If people don’t have any of those secure-base feelings, though, they are going to be a lot less sure that political liberty is worth it. People who feel lonely, anxious, and out of control—people who are beset by feelings of chaos and formlessness—are less likely to have the confidence and patience required for liberal governance. They are more willing to give up their own freedoms and choices to people who promise to take care of them. And that’s more or less where the American people are today. 

* * *

There are many stories about the state of American politics that focus on particular national figures or recent political trends, suggesting that if we could just get rid of this one person or tweak this one thing, we could heal the nation. But I don’t think any of those accounts go deep enough. Today, most of the problems we think we see in American politics—polarization, misinformation, surveillance, sane-washing, power-grabbing, threatening, and so on—are in fact symptoms of much deeper problems. 

The conditions of American life feel leaner and meaner all the time. Picture the nation, all of us hiding in our homes and doomscrolling on our machines: lonely, anxious, disconnected, and waiting for some kind of late-breaking news—or some group of men with guns—to save us.

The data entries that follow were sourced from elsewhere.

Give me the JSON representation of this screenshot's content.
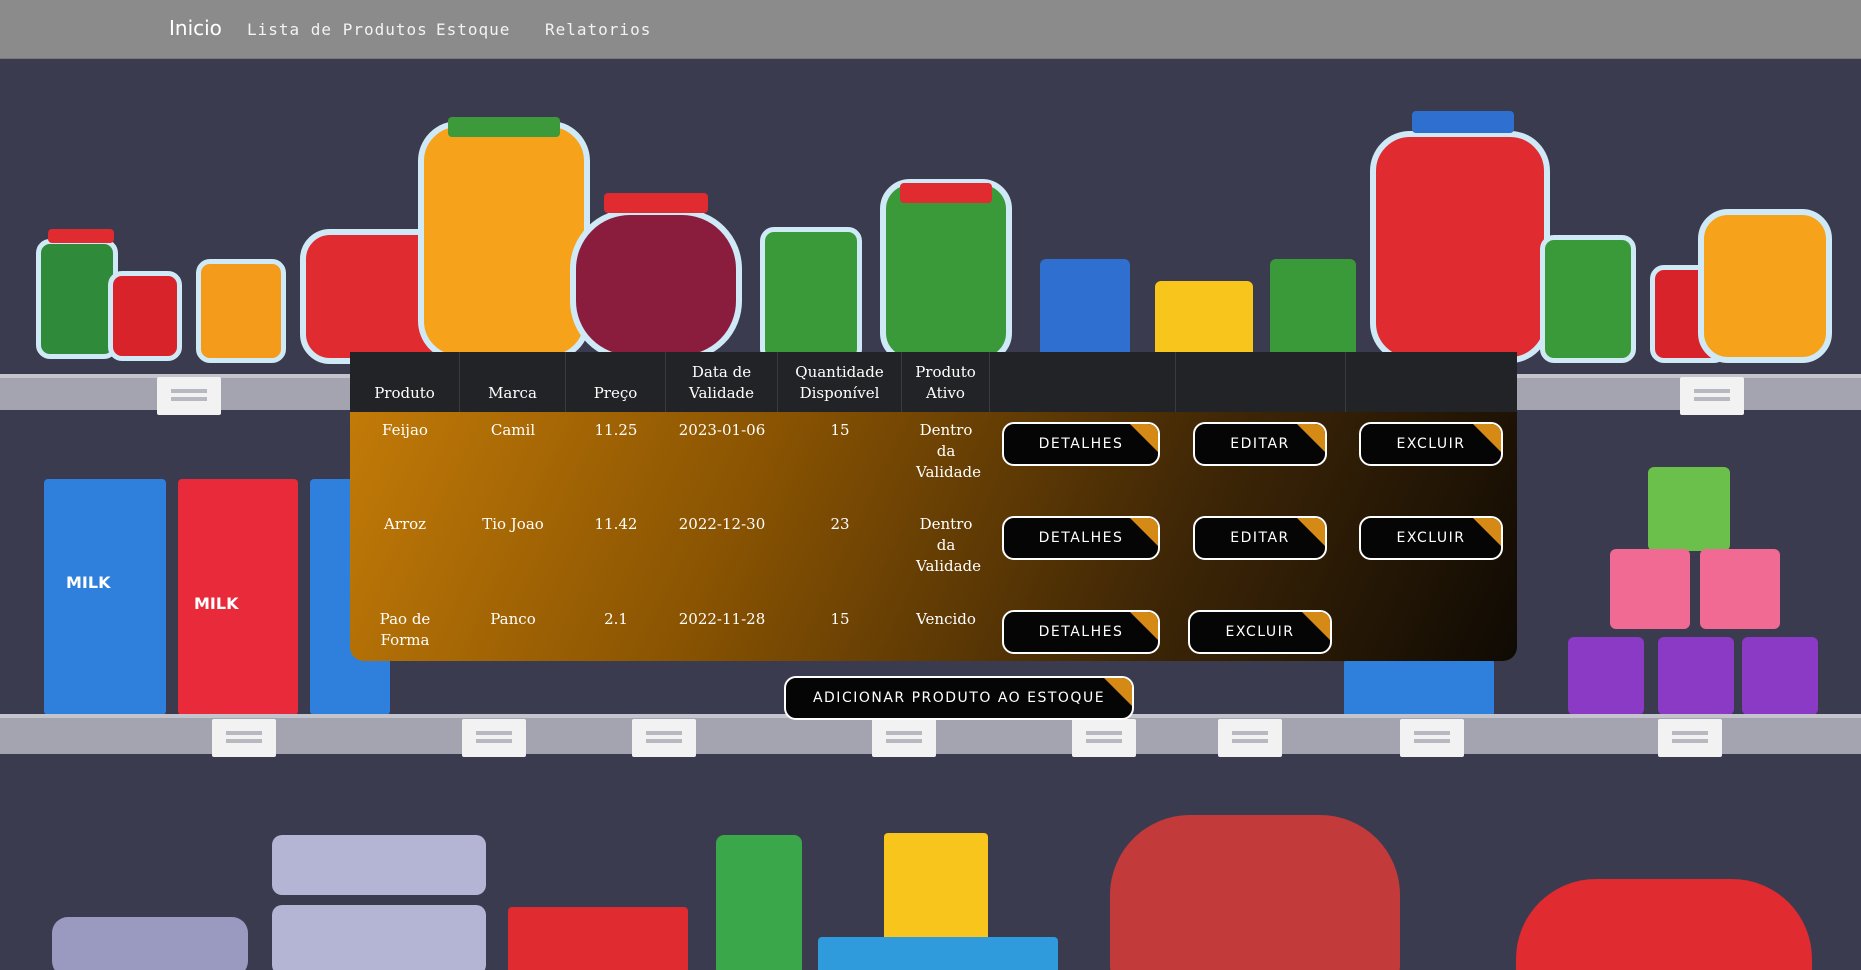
{
  "nav": {
    "brand": "Inicio",
    "links": [
      "Lista de Produtos",
      "Estoque",
      "Relatorios"
    ]
  },
  "table": {
    "headers": [
      "Produto",
      "Marca",
      "Preço",
      "Data de Validade",
      "Quantidade Disponível",
      "Produto Ativo"
    ],
    "rows": [
      {
        "produto": "Feijao",
        "marca": "Camil",
        "preco": "11.25",
        "validade": "2023-01-06",
        "quantidade": "15",
        "status": "Dentro da Validade"
      },
      {
        "produto": "Arroz",
        "marca": "Tio Joao",
        "preco": "11.42",
        "validade": "2022-12-30",
        "quantidade": "23",
        "status": "Dentro da Validade"
      },
      {
        "produto": "Pao de Forma",
        "marca": "Panco",
        "preco": "2.1",
        "validade": "2022-11-28",
        "quantidade": "15",
        "status": "Vencido"
      }
    ],
    "actions": {
      "details": "DETALHES",
      "edit": "EDITAR",
      "delete": "EXCLUIR"
    }
  },
  "add_button": "ADICIONAR PRODUTO AO ESTOQUE",
  "colors": {
    "accent": "#d68a16",
    "navbar": "#8b8b8b"
  }
}
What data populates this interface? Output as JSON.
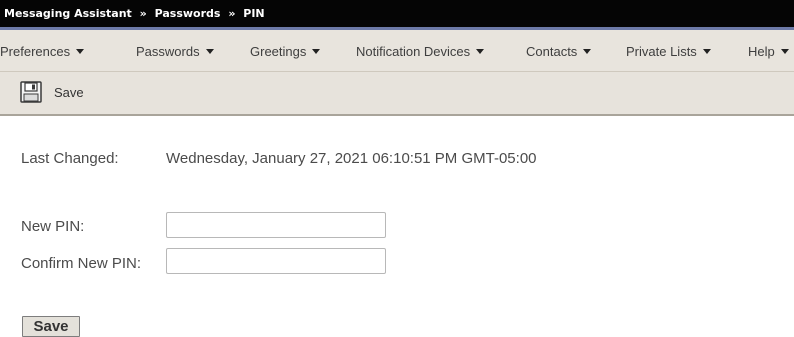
{
  "breadcrumb": {
    "items": [
      "Messaging Assistant",
      "Passwords",
      "PIN"
    ],
    "separator": "»"
  },
  "menu": {
    "items": [
      {
        "label": "Preferences",
        "icon": "chevron-down-icon"
      },
      {
        "label": "Passwords",
        "icon": "chevron-down-icon"
      },
      {
        "label": "Greetings",
        "icon": "chevron-down-icon"
      },
      {
        "label": "Notification Devices",
        "icon": "chevron-down-icon"
      },
      {
        "label": "Contacts",
        "icon": "chevron-down-icon"
      },
      {
        "label": "Private Lists",
        "icon": "chevron-down-icon"
      },
      {
        "label": "Help",
        "icon": "chevron-down-icon"
      }
    ]
  },
  "toolbar": {
    "save_label": "Save",
    "save_icon": "floppy-disk-icon"
  },
  "form": {
    "last_changed_label": "Last Changed:",
    "last_changed_value": "Wednesday, January 27, 2021 06:10:51 PM GMT-05:00",
    "new_pin_label": "New PIN:",
    "new_pin_value": "",
    "confirm_pin_label": "Confirm New PIN:",
    "confirm_pin_value": "",
    "save_button_label": "Save"
  },
  "colors": {
    "title_bar": "#050505",
    "title_bar_accent": "#6d7aa8",
    "menu_bar": "#e8e4dd",
    "text": "#4b4b4b"
  }
}
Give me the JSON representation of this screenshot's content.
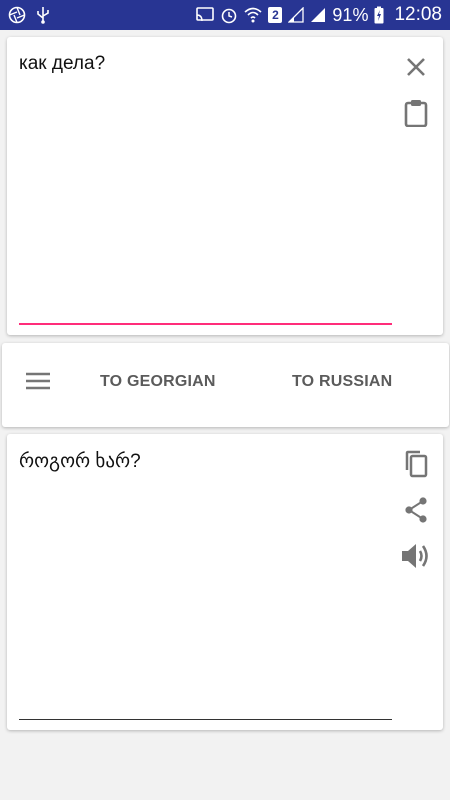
{
  "status_bar": {
    "sim_badge": "2",
    "battery_percent": "91%",
    "time": "12:08",
    "background": "#283593",
    "icons": [
      "aperture-icon",
      "usb-icon",
      "cast-icon",
      "alarm-icon",
      "wifi-icon",
      "sim2-badge-icon",
      "signal-icon",
      "signal-full-icon",
      "battery-charging-icon"
    ]
  },
  "input_card": {
    "text": "как дела?",
    "underline_color": "#ff2d7a",
    "icons": [
      "close-icon",
      "clipboard-icon"
    ]
  },
  "controls": {
    "menu_icon": "hamburger-menu-icon",
    "to_georgian_label": "TO GEORGIAN",
    "to_russian_label": "TO RUSSIAN"
  },
  "output_card": {
    "text": "როგორ ხარ?",
    "icons": [
      "copy-icon",
      "share-icon",
      "volume-icon"
    ]
  }
}
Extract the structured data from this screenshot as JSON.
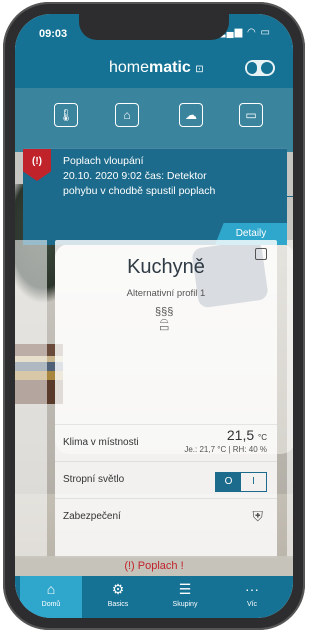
{
  "status": {
    "time": "09:03",
    "icons": "▂▄▆ ◠ ▭"
  },
  "header": {
    "brand_prefix": "home",
    "brand_suffix": "matic",
    "brand_mark": "⊡"
  },
  "quick_icons": [
    {
      "name": "thermometer-icon",
      "glyph": "🌡"
    },
    {
      "name": "home-icon",
      "glyph": "⌂"
    },
    {
      "name": "cloud-icon",
      "glyph": "☁"
    },
    {
      "name": "window-icon",
      "glyph": "▭"
    }
  ],
  "alarm": {
    "title": "Poplach vloupání",
    "line1": "20.10. 2020 9:02 čas: Detektor",
    "line2": "pohybu v chodbě spustil poplach",
    "details_label": "Detaily",
    "flag_glyph": "(!)"
  },
  "card": {
    "title": "Kuchyně",
    "subtitle": "Alternativní profil 1",
    "rows": {
      "climate_label": "Klima v místnosti",
      "climate_value": "21,5",
      "climate_unit": "°C",
      "climate_sub": "Je.: 21,7 °C | RH: 40 %",
      "light_label": "Stropní světlo",
      "light_on": "O",
      "light_off": "I",
      "security_label": "Zabezpečení"
    }
  },
  "alarm_bar": {
    "glyph": "(!)",
    "label": "Poplach !"
  },
  "tabs": [
    {
      "label": "Domů",
      "glyph": "⌂"
    },
    {
      "label": "Basics",
      "glyph": "⚙"
    },
    {
      "label": "Skupiny",
      "glyph": "☰"
    },
    {
      "label": "Víc",
      "glyph": "···"
    }
  ],
  "colors": {
    "primary": "#157294",
    "accent": "#2fa6cc",
    "alarm": "#c0242a"
  }
}
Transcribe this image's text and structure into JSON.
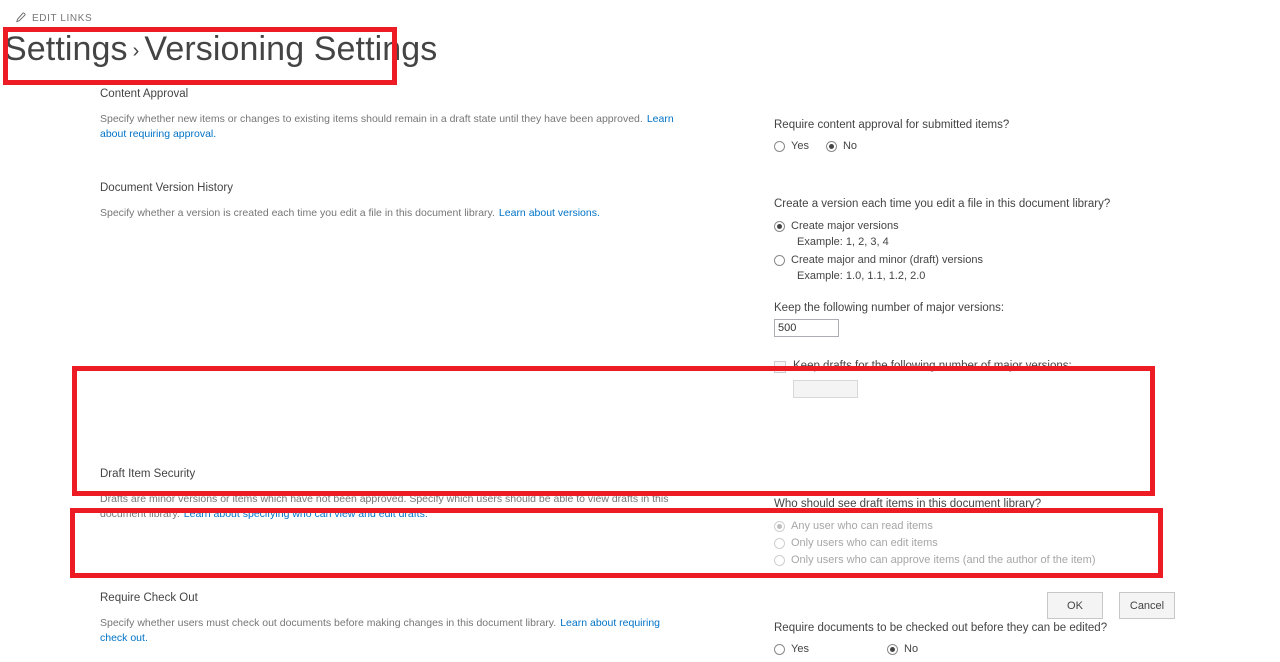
{
  "topbar": {
    "edit_links_label": "EDIT LINKS",
    "pencil_icon": "pencil-icon"
  },
  "header": {
    "breadcrumb_parent": "Settings",
    "separator": "›",
    "title": "Versioning Settings"
  },
  "sections": {
    "content_approval": {
      "heading": "Content Approval",
      "description": "Specify whether new items or changes to existing items should remain in a draft state until they have been approved.",
      "link": "Learn about requiring approval.",
      "question": "Require content approval for submitted items?",
      "options": [
        {
          "label": "Yes",
          "selected": false
        },
        {
          "label": "No",
          "selected": true
        }
      ]
    },
    "version_history": {
      "heading": "Document Version History",
      "description": "Specify whether a version is created each time you edit a file in this document library.",
      "link": "Learn about versions.",
      "question": "Create a version each time you edit a file in this document library?",
      "major_option": "Create major versions",
      "major_example": "Example: 1, 2, 3, 4",
      "minor_option": "Create major and minor (draft) versions",
      "minor_example": "Example: 1.0, 1.1, 1.2, 2.0",
      "keep_major_label": "Keep the following number of major versions:",
      "keep_major_value": "500",
      "keep_drafts_label": "Keep drafts for the following number of major versions:",
      "keep_drafts_checked": false,
      "keep_drafts_value": ""
    },
    "draft_security": {
      "heading": "Draft Item Security",
      "description": "Drafts are minor versions or items which have not been approved. Specify which users should be able to view drafts in this document library.",
      "link": "Learn about specifying who can view and edit drafts.",
      "question": "Who should see draft items in this document library?",
      "options": [
        {
          "label": "Any user who can read items",
          "selected": true
        },
        {
          "label": "Only users who can edit items",
          "selected": false
        },
        {
          "label": "Only users who can approve items (and the author of the item)",
          "selected": false
        }
      ]
    },
    "require_checkout": {
      "heading": "Require Check Out",
      "description": "Specify whether users must check out documents before making changes in this document library.",
      "link": "Learn about requiring check out.",
      "question": "Require documents to be checked out before they can be edited?",
      "options": [
        {
          "label": "Yes",
          "selected": false
        },
        {
          "label": "No",
          "selected": true
        }
      ]
    }
  },
  "buttons": {
    "ok": "OK",
    "cancel": "Cancel"
  },
  "annotations": {
    "accent_color": "#ed1c24",
    "boxes": [
      {
        "name": "title-highlight"
      },
      {
        "name": "draft-item-security-highlight"
      },
      {
        "name": "require-check-out-highlight"
      }
    ]
  }
}
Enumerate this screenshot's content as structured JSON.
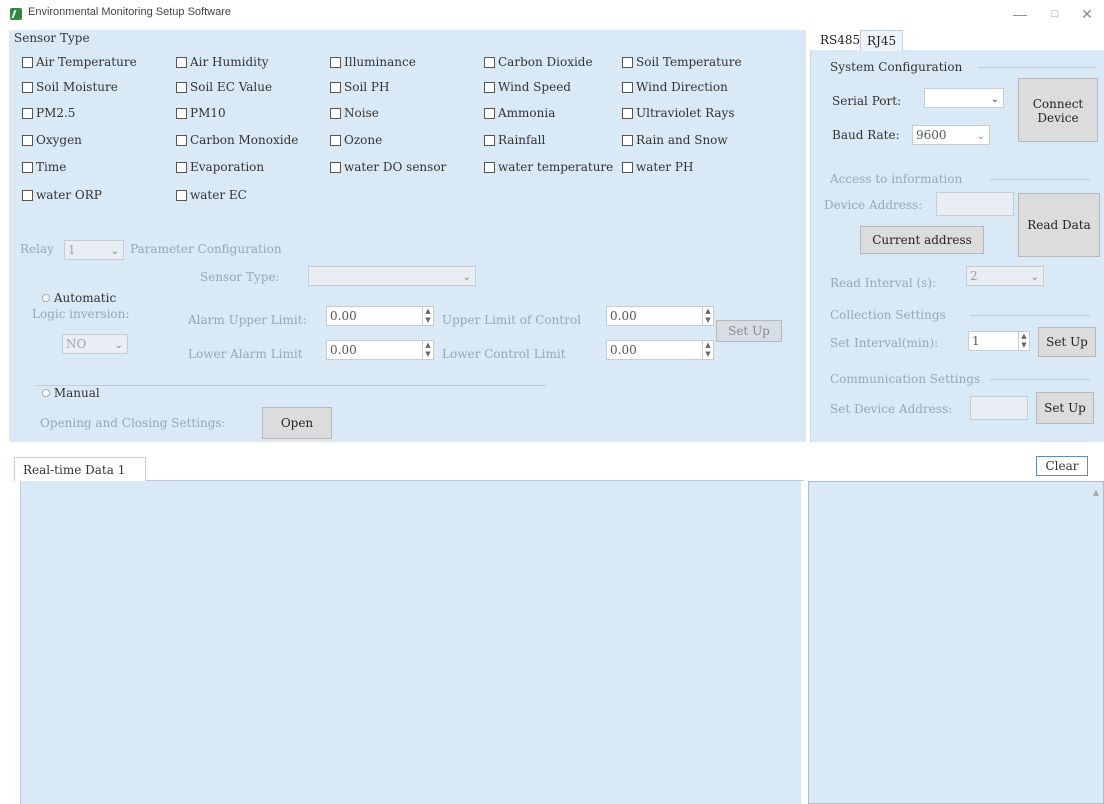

But unlike the story of what happened on my campus, there’s no simple hoax that can be declared, to bring everyone out of hiding. 

The best hope I can offer here is that, as always, the truth can be a kind of secure base. As James Baldwin once said, nothing can be changed until it is faced. We cannot venture forth into the place of alternatives until we acknowledge the landscape of the status quo. The truth may be scary, but there is security in it, which is maybe one way to think about the old saying that the truth sets us free.

Susan McWilliams Barndt is Professor of Politics at Pomona College in Claremont, California. She has authored and edited numerous books including A Political Companion to James Baldwin (2017) and The American Road Trip and American Political Thought (2018).